Deefield native, Todd Glassman, partner with Allen & Glassman, Chartered Family Law, said vaccine decisions will add to the already mounting stressful Covid-19 parenting challenges that included remote learning, economic changes, stay-at-home orders, and different COVID rules between households.
"Co-parenting during the COVID-19 pandemic has brought extreme challenges and hot button issues," said Glassman. "Parents with different health or political views need to communicate about protecting their children's health and find common ground. It is better to discuss this sooner rather than later."
Glassman stressed parents should set a good example for their children. "It is healthier and more productive to keep conversations from getting personal, accusatory or aggressive. Parents shouldn't communicate through their children. This is a discussion between the two parents. If discussions become too heated, parents should seek advice or help from a pediatrician, family counselor or attorney."

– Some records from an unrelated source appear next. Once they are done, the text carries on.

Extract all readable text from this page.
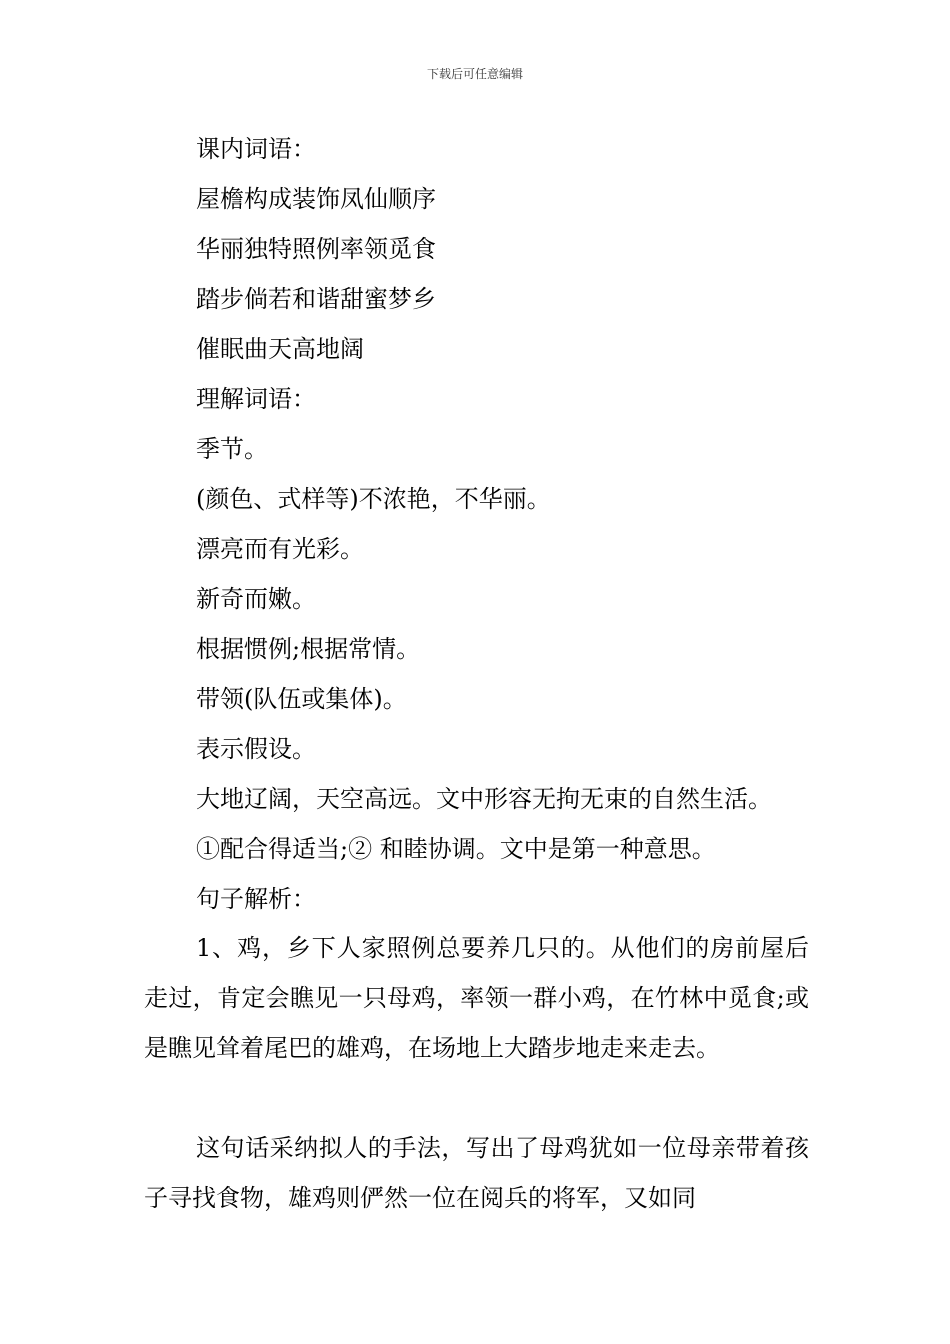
下载后可任意编辑
课内词语：
屋檐构成装饰凤仙顺序
华丽独特照例率领觅食
踏步倘若和谐甜蜜梦乡
催眠曲天高地阔
理解词语：
季节。
(颜色、式样等)不浓艳，不华丽。
漂亮而有光彩。
新奇而嫩。
根据惯例;根据常情。
带领(队伍或集体)。
表示假设。
大地辽阔，天空高远。文中形容无拘无束的自然生活。
①配合得适当;② 和睦协调。文中是第一种意思。
句子解析：

1、鸡，乡下人家照例总要养几只的。从他们的房前屋后走过，肯定会瞧见一只母鸡，率领一群小鸡，在竹林中觅食;或是瞧见耸着尾巴的雄鸡，在场地上大踏步地走来走去。

这句话采纳拟人的手法，写出了母鸡犹如一位母亲带着孩子寻找食物，雄鸡则俨然一位在阅兵的将军，又如同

Vaccination disagreements are nothing new but Glassman stresses that having minor children receive the COVID-19 vaccine is unprecedented and could impact the following family future decisions:
• Schools: Will parents be reluctant to send their children to school if not all children and teachers are vaccinated?
• Parenting Schedules: Children's vaccination status and in person vs. remote school status could impact parenting schedules for divorced/divorcing or separated parents.
• Travel/Vacations: The child's vaccine status could impact traveling/vacation decision schedules for parenting time.
Glassman noted parents should refer to their parenting agreements to see who was given the right to make medical decisions but that is not the end of the story. In various jurisdictions, court's administrative rule and orders entered due to the pandemic may supersede or modify your court orders/agreements. If parents are unable to resolve these issues or do not understand their rights, they may need to receive legal advice.